Title: Fate of estradiol and testosterone in anaerobic lagoon digestors

Author
item Hakk, Heldur
item Larsen, Gerald
item SIKORA, L - USDA ARS RETIRED
item CASEY, FRANCIS - NORTH DAKOTA STATE UNIV.

Submitted to: Meeting Abstract
Publication Type: Abstract Only
Publication Acceptance Date: 3/15/2008
Publication Date: 8/17/2008
Citation: Hakk, H., Larsen, G.L., Sikora, L.J., Casey, F.X.M. 2008. Fate of estradiol and testosterone in anaerobic lagoon digestors. AGRO Picogram v. 75 (AGRO 118).

Interpretive Summary:

Technical Abstract: Laboratory-scale lagoon digestors were constructed, and the fate of 14C-labelled 17ß-estradiol (E2) and testosterone (Test) were monitored for 42 d anaerobically under biological and sterile conditions. Hormone levels decreased in the liquid layer and increased in the sludge with time. At 42 d, 16-24% of the Test and 19-24% of the E2 remained in the liquid layer.
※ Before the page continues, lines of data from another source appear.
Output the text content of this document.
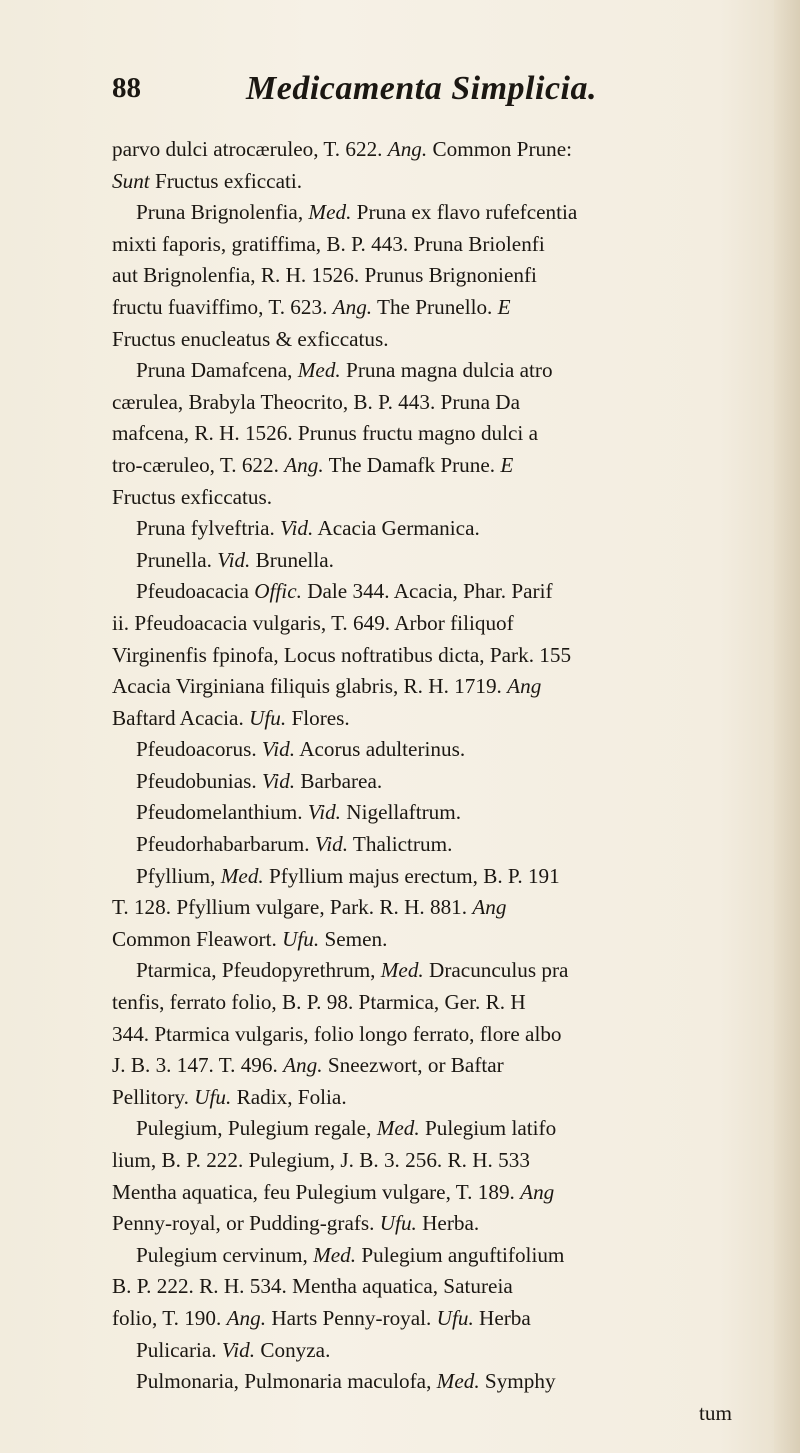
88	Medicamenta Simplicia.
parvo dulci atrocæruleo, T. 622. Ang. Common Prune:
Sunt Fructus exficcati.
Pruna Brignolenfia, Med. Pruna ex flavo rufefcentia
mixti faporis, gratiffima, B. P. 443. Pruna Briolenfi
aut Brignolenfia, R. H. 1526. Prunus Brignonienfi
fructu fuaviffimo, T. 623. Ang. The Prunello. E
Fructus enucleatus & exficcatus.
Pruna Damafcena, Med. Pruna magna dulcia atro
cærulea, Brabyla Theocrito, B. P. 443. Pruna Da
mafcena, R. H. 1526. Prunus fructu magno dulci a
tro-cæruleo, T. 622. Ang. The Damafk Prune. E
Fructus exficcatus.
Pruna fylveftria. Vid. Acacia Germanica.
Prunella. Vid. Brunella.
Pfeudoacacia Offic. Dale 344. Acacia, Phar. Parif
ii. Pfeudoacacia vulgaris, T. 649. Arbor filiquof
Virginenfis fpinofa, Locus noftratibus dicta, Park. 155
Acacia Virginiana filiquis glabris, R. H. 1719. Ang
Baftard Acacia. Ufu. Flores.
Pfeudoacorus. Vid. Acorus adulterinus.
Pfeudobunias. Vid. Barbarea.
Pfeudomelanthium. Vid. Nigellaftrum.
Pfeudorhabarbarum. Vid. Thalictrum.
Pfyllium, Med. Pfyllium majus erectum, B. P. 191
T. 128. Pfyllium vulgare, Park. R. H. 881. Ang
Common Fleawort. Ufu. Semen.
Ptarmica, Pfeudopyrethrum, Med. Dracunculus pra
tenfis, ferrato folio, B. P. 98. Ptarmica, Ger. R. H
344. Ptarmica vulgaris, folio longo ferrato, flore albo
J. B. 3. 147. T. 496. Ang. Sneezwort, or Baftar
Pellitory. Ufu. Radix, Folia.
Pulegium, Pulegium regale, Med. Pulegium latifo
lium, B. P. 222. Pulegium, J. B. 3. 256. R. H. 533
Mentha aquatica, feu Pulegium vulgare, T. 189. Ang
Penny-royal, or Pudding-grafs. Ufu. Herba.
Pulegium cervinum, Med. Pulegium anguftifolium
B. P. 222. R. H. 534. Mentha aquatica, Satureia
folio, T. 190. Ang. Harts Penny-royal. Ufu. Herba
Pulicaria. Vid. Conyza.
Pulmonaria, Pulmonaria maculofa, Med. Symphy
tum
E2 degraded to estrone, which rapidly sorbed to sludge, and a polar metabolite (possibly estriol), but formation of estrone also occurred under sterile conditions after 14 d. Many metabolites formed from testosterone under these conditions; degradation was biological and non-biological. Daily gas production was monitored. For Test, 3.5-10.7% was converted to methane, while for E2, 7.6-23.8% went to methane. CO2 mineralization was 0.5-1.4% of the Test dose, 0.3-0.5% of the E2 dose. Virtually no methane or CO2 was generated under sterile conditions. Based on these laboratory studies, it would be expected that despite 70-80% reduction in parent compound, by-product steroids were formed under anaerobic lagoon digestion, which may be a continuing concern as environmental endocrine disruptors, albeit to a lesser potency than the parent compounds. Therefore, coupling the anaerobic process to an aerobic process may serve to completely destroy the biologically active hormones.